Emergency Department is for the smart, but not so meticulous adrenaline junkie. For those who never want to be bored, and DGAF if things are tangled or not dressed up pretty, as long as everything works and the patient is alive and comfortable. ED is to treat life-threatening illnesses and then triage to the floor, not to address every little thing.

Sorry to those who will take offense to the generalizing. Obviously not every single ICU/ED nurse fits the stereotypes

I agree with this. Very astute observations. I want to add that in the ED, we start the workup, we place the tubes and lines and initiate most of the care. The other units be it ICU or med/surg/tele or where ever continue care. Other units are where the healing takes place, EDs are for stabilization and transferring out. We initiate care and begin work ups, little or nothing is known when we start. That makes the ED unpredictable and the priorities are changing constantly.

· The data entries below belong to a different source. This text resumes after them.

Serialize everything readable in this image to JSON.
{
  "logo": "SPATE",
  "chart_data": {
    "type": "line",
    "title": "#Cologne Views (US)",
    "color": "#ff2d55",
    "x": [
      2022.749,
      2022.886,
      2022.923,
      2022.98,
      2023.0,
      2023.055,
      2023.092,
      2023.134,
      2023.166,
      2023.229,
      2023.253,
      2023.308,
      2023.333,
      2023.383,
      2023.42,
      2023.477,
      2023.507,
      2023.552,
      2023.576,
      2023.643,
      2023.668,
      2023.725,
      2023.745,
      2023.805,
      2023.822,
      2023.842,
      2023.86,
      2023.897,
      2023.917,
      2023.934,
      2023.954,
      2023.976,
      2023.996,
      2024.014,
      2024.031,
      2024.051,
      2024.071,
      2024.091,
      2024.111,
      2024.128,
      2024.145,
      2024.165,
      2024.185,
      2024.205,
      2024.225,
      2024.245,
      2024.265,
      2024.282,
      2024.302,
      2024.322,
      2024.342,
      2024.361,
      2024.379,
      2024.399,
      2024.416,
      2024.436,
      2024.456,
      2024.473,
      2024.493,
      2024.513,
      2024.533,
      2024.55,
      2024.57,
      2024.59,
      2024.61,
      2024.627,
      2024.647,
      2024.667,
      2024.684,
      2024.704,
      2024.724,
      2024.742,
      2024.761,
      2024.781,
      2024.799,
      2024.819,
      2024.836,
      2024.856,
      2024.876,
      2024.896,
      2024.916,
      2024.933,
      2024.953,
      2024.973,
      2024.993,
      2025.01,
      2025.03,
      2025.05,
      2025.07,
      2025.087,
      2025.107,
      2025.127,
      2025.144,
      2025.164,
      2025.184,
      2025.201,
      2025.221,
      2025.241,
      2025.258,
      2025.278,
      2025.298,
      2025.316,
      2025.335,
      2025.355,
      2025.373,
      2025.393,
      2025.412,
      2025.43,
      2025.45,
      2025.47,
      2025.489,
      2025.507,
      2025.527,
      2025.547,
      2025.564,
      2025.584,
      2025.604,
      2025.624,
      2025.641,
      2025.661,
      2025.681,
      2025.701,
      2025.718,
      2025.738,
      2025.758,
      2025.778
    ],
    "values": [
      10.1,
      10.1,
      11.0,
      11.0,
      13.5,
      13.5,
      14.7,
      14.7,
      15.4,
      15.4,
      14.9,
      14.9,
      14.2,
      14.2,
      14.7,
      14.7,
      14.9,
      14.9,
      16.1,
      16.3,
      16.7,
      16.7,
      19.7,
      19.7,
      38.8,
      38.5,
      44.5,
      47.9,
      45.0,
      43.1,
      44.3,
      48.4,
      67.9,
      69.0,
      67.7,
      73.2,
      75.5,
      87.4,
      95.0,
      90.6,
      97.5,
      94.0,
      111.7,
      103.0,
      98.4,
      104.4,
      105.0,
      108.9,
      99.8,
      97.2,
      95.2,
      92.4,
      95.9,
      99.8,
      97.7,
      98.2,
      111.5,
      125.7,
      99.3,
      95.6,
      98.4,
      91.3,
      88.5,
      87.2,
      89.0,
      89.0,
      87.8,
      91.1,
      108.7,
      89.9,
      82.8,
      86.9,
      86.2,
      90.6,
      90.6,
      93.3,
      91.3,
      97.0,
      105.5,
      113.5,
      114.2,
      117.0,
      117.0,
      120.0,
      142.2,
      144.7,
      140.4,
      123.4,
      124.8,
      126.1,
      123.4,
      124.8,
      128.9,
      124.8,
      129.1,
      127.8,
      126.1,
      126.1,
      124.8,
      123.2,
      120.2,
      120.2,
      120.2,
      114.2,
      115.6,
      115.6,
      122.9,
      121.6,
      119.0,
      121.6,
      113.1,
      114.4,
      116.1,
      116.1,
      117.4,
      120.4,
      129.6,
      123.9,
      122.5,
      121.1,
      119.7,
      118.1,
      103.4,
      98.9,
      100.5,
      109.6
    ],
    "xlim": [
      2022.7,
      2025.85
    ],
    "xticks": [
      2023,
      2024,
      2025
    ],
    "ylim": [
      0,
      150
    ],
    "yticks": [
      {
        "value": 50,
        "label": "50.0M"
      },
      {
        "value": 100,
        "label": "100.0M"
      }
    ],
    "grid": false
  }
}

I would love to learn more about ICU and I think that is more of an in-depth study of pathophysiology and human response. Some day I would love to be able to work in both ICU and the ED. I think one downfall for me in ICU would be that I would become attached to patients families and it would be more difficult to detach from sad situations. It would be hard to take work home with me all the time and over time it might be too much.

So I think a combo of short and sweet in the ED and thorough and detailed in ICU would be awesome.

OP, to answer your question (sorry I digressed a bit), I think you should start in ICU first. I kinda wish I would have done that. I was a floor nurse first, have done med/surg and cardiac step down (light ICU) and in retrospect I wish I would have gone to ICU before ED. That way you will get to go to the Resus/trauma rooms better prepared.